You just had to go and remind me that Scandinavians like to put that grocery store curry powder in lots of things didn't you. Yuck.


----------



## CWS4322 (Jan 8, 2012)

taxlady said:


> You just had to go and remind me that Scandinavians like to put that grocery store curry powder in lots of things didn't you. Yuck.


Oh--but I get curry powder in exchange for eggs from a friend married to a guy from India...best curry powder, not that grocery store stuff!


----------



## taxlady (Jan 8, 2012)

CWS4322 said:


> Oh--but I get curry powder in exchange for eggs from a friend married to a guy from India...best curry powder, not that grocery store stuff!

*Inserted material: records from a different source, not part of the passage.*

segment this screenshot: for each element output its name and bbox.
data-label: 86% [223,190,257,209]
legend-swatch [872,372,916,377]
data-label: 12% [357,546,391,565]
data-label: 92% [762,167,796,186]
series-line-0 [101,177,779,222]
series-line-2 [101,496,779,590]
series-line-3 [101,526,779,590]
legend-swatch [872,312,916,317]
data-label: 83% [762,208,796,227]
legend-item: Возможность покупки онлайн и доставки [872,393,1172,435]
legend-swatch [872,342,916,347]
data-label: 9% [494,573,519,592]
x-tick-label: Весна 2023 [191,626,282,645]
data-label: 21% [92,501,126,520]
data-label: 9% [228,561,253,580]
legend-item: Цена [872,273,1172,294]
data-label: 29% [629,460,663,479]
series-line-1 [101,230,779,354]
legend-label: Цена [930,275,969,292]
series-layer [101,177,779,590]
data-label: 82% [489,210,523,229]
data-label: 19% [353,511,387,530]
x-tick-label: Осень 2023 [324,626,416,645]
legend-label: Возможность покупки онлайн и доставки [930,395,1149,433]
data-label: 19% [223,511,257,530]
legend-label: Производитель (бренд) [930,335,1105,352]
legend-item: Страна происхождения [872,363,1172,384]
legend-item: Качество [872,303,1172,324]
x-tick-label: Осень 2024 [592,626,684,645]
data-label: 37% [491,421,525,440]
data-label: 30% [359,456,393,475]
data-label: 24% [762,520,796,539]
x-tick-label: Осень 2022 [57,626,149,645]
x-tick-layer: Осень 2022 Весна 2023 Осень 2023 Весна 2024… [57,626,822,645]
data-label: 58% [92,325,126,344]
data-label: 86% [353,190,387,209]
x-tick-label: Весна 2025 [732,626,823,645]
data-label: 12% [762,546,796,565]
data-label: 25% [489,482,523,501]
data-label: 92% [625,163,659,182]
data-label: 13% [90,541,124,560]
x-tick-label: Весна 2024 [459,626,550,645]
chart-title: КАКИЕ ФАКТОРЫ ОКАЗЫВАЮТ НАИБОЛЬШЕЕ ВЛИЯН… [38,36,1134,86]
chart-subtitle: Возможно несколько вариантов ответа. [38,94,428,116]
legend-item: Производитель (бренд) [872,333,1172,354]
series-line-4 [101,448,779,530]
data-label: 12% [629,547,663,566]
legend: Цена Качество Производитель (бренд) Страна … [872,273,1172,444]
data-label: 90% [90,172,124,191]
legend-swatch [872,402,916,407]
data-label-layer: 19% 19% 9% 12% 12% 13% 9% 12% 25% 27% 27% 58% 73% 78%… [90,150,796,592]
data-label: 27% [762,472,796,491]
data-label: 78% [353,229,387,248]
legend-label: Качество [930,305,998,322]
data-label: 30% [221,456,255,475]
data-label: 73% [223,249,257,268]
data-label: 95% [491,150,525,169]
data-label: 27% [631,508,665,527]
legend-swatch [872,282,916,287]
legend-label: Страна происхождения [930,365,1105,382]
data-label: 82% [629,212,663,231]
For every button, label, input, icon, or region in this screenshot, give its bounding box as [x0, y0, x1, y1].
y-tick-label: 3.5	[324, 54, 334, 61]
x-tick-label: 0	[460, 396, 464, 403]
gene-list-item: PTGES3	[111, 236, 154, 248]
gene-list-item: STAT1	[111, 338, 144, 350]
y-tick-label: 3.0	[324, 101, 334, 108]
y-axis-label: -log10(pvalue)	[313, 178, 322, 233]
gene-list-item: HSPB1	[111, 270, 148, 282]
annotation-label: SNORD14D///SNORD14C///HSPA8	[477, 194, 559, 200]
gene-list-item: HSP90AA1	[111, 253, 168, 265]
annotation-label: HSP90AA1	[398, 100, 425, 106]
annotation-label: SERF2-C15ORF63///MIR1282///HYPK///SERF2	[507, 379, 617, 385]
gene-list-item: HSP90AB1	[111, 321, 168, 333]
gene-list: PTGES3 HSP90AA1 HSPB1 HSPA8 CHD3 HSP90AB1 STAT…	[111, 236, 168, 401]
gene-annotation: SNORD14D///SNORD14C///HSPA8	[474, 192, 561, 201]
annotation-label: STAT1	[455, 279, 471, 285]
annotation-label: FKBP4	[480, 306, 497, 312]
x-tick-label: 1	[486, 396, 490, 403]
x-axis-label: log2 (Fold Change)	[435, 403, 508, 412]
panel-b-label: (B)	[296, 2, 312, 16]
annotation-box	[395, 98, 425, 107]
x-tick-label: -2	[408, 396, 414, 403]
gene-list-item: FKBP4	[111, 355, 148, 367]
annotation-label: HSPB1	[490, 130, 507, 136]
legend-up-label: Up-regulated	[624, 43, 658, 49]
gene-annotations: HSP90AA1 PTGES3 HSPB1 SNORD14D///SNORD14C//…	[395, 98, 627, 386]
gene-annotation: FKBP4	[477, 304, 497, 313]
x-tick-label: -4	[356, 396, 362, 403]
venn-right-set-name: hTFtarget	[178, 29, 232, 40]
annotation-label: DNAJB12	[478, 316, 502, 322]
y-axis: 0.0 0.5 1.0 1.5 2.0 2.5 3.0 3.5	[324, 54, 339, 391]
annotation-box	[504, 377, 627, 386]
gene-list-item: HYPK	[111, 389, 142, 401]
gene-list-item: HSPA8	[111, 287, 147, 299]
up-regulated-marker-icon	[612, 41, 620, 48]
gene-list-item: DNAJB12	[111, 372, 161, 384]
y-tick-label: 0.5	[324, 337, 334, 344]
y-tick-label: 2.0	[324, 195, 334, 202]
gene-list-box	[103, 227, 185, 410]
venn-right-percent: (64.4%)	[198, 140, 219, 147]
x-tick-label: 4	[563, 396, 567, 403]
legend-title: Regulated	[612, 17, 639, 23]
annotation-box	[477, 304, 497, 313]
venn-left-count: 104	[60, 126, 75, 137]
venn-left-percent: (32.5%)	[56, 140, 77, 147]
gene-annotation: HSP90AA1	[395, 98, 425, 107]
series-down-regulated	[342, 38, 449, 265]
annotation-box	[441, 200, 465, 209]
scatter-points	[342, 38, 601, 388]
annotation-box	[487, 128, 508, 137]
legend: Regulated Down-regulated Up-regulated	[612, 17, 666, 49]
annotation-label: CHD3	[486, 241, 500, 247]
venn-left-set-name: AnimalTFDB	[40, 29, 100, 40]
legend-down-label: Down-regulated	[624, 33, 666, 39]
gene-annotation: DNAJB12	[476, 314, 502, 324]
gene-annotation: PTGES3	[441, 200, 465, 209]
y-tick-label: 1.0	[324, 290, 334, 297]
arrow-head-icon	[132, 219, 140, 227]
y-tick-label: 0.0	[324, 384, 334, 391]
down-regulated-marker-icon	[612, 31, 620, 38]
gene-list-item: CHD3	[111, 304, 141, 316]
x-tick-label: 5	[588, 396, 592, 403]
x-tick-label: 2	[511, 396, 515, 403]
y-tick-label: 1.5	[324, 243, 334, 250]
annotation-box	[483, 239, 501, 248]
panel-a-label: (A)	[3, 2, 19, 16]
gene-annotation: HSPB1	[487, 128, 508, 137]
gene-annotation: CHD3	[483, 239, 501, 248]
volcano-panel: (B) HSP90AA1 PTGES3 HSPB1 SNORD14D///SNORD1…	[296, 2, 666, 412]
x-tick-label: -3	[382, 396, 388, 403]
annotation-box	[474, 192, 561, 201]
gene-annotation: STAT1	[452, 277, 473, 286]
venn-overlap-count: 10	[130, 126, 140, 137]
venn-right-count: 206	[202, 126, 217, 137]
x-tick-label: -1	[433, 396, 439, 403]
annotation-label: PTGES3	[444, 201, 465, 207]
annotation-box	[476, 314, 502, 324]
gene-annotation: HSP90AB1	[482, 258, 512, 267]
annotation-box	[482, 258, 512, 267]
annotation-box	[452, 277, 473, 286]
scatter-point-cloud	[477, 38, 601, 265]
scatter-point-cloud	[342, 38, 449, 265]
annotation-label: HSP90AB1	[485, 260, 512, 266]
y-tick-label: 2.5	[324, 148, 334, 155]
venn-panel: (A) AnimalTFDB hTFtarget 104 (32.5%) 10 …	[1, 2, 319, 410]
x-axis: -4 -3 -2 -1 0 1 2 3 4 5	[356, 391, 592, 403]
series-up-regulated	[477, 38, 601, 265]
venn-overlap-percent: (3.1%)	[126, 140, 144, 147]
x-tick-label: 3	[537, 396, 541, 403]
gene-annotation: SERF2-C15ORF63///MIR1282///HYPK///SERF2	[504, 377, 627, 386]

Yeah, but that's not "traditional Scandinavian"


----------



## Souzy sous (Jan 8, 2012)

A few things on vinaigrettes and emulsifications...1:3 vinegar is the traditional ratio, more oil will break it. Less oil may make it too strong. Substituting water can help to get the consistency you want. Grainy Dijon is delicious addition, but doesn't work as an emulsifier. You'll need at least a small amount of regular Dijon to keep it from separating. Honey and Dijon are the two emulsifiers I use, but not always both. My favorite additions are a small amount of shallots and herbes de Provence (dried Rosemary, thyme, lavender, marjoram).
For a great, simple mustard vinaigrette
1/4 c. White wine vinegar
1t Dijon
1t grained Dijon
1c olive oil (I like pure olive oil, it doesn't take over flavors like virgin)
S+P
add water until the consistency is right for what you want (for this amount, about a tablespoon should work)


----------



## Merlot (Jan 8, 2012)

I have 7 or so recipes here, from you all and versions of "copycat recipes".

(thanks to everyone who posted)

The main differences have been type of vinegar: white wine, balsamic, red wine, and even malt. The spices have varied between thyme, tarragon, parsley, basil, cajun mix, s&p. A few add lemon and garlic to the mix, and almost all use olive oil. Dijon mustard was used most often but some used plain yellow mustard or dried. 

Based on all of this, I will experiment with the flavors I enjoy most. Souzy, your recipe looks like a good mix.  CWS, I like your suggestions as well, I will just have to tweak until I get it right. You never know, I may come up with something better then the restaurant version.


----------



## CWS4322 (Jan 8, 2012)

taxlady said:


> Yeah, but that's not "traditional Scandinavian"


 Silly me--forgot that!


----------